Kappa Sigma's national headquarters revoked the UL fraternity charter in July.

The family of LSU's Max Gruver is encouraging young people to be mindful of risky situations that can escalate into something more dangerous. Rae Ann Gruver said the family message was printed inside her son's funeral program. 

"Be very aware that situations can quickly get out of control. Look out for and be cautious of situations that could put you or your friends in danger," the statement says. "Such situations could result in tragic consequences not only for you, but also your friends and family." 

"So please look out for yourself and, as importantly, look out for others," the message says. "Speak up if you see a situation that does not look right. If you're noticing something doesn't seem right — chances are, it's not. Take action. Get help. Taking action takes courage — even if it seems like the unpopular route to take."

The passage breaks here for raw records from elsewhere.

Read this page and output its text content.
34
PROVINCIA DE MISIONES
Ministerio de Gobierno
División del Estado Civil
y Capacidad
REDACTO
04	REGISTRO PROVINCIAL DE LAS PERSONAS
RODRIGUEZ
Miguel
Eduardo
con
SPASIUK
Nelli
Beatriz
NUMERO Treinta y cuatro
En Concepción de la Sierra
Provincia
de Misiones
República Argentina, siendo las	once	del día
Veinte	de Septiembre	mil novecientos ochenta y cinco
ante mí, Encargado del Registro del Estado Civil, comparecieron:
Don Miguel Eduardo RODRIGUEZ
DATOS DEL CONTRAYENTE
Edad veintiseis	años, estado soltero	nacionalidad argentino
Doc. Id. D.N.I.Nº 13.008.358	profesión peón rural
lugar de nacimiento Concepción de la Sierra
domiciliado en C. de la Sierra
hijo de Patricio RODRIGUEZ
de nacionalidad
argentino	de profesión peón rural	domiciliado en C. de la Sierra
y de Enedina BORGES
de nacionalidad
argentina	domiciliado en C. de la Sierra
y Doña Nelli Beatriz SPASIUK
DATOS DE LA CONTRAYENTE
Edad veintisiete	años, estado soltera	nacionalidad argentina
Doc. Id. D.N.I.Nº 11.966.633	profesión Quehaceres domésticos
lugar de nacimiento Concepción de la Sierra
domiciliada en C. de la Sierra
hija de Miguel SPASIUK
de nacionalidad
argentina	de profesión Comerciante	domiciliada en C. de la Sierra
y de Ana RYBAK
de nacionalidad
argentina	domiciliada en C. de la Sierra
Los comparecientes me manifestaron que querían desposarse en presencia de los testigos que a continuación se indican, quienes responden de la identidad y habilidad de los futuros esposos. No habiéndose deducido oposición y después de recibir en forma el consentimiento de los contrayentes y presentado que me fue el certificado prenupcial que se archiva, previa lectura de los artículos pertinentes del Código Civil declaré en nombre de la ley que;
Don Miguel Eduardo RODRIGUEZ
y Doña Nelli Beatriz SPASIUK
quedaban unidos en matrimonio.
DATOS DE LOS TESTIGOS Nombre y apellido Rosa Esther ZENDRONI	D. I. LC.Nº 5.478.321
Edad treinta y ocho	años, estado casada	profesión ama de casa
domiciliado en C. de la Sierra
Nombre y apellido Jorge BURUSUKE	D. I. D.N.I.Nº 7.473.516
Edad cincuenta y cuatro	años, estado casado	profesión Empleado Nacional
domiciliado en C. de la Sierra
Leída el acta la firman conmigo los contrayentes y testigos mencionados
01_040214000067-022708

Year before Maxwell Gruver's death, LSU was told fraternity's pledges hazed, 'sleeping in ... puke'

Rae Ann Gruver sent The Advocate materials she's produced to promote her message — purple silicon wristbands with yellow lettering that say "#StopTheHazing" and stickers that say "#FlyHighMax," with his initials in a heart. She said she's sent out 15,000 wristbands to spread the message. 

"As members of Christ's family it is our responsibility to look after one other and to help each other," the message states. "In the giving spirit of Max, take this community with you when you go out into the world and keep each other safe."